Priority by Threat -- Designing a block with security features

The current protocol doesn't differentiate between a spammer and a user. However, If we prioritize the transactions by the threat they pose to increase the cps, we can create a priority queue where spammers are forced to do the POW first.

Definitions:

Spammer: An entity whose behavior tends to increase the cps of the network.
flagged accounts: Accounts who have violated the design principle

Variables:

network_cps : the cps of the network at an epoch X
network_time: X (X is an unix epoch, that increases in an interval Y)*
account_tps: (block_height - previous_confirmedBlock_height)/z if z==0, z=1
account_age: account_age + z
z = network_time - previous confirmed block's network_time

Model

The model calculates the threat of an account being a spam.

An account is a spam account, if its behavior increases the network_cps. So by definition, the network_cps should stay static or decrease.

network_cps stays static or decreases, when an account does network_cps/total_number_accounts many transactions per second at most (considering all accounts are active). In other words, for an account not to be a threat as a spammer, an account can not do more than the allocated tps. Thus, 'threat' can be defined as the rate at which an account is using the allocated tps. If the tps allocated is network_cps, we have:

threat = account_tps / network_cps

To create a barrier of entry for future spammers, the threat is further amplified by multiplying it with the inverse of account_age. Thus:

. threat = account_tps / (network_cps * account_age)

Algorithm:

  • The network calculates the network_cps every Y seconds, such that network_time X = previousX + Y.

  • During the creation of transaction, the node requests network_cps and network_time from the network.

  • The response of step1 of creation of transaction will also include these variables plus the threat as well.

  • A block is created with all the variables mentioned above plus the threat.

  • Once the transaction is created, the network checks if the network_cps and the network_time that the block has is same as the ones that were sent. If they are different, the transaction will not get a place in the back-log table -- the account will be flagged, and higher POW will be required from the account for further transactions for an hour. Even with the highest POW, the block's priority will still be lower than that of the unflagged accounts'.

  • The network will broadcast it.

  • The priority is based on unflagged accounts first, then POW, then the threat.
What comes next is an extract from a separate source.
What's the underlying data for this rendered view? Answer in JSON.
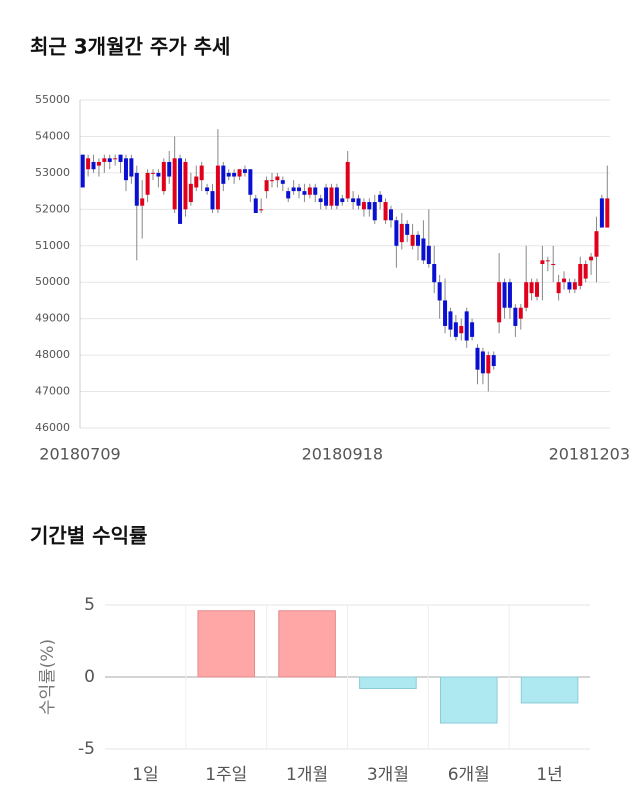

  • The first node to vote on the block will also validate whether the threat and the account_age are falsified or not. If they are falsified, and the quorum agrees, the transaction won't be confirmed, the account and the node will be flagged, and the POW for the account and the transactions coming from the node will increase significantly.

Attack Scenario

Mass account attack and Sleeper cell attack:

Mass account attack is when millions of accounts are sending transactions. And a Sleeper cell attack is a mass account attack but with the accounts created in the past.

In a sleeper cell attack, the attacker will be able to use account_age to its advantage, as much as imaginable. The model doesn't offer any solution for it, except getting rid of account_age.

However, maybe, a variable level_tps can be added that tracks the average tps of the level-by-stake.

level_tps: avg(account_tps) of the accounts at the level-by-stake
tps allocated for the level = network_tps
level_threat = level_tps/network_tps
threat = threat * level_threat

In case of a sleeper cell attack, or a mass account attack, the level_threat rises significantly, increasing the threat. Although it is best that level_tps is updated dynamically to reflect the organic growth in the cps, it can also be initialized to censor attacks like current low-raw attacks.

Conclusion

It was shown that a block can be designed with features that can be used to differentiate a user's block from a spammer's block. Once we know a user block from a spammer block, a priority queue can be created, effectively forcing the spammers to do the higher pow first.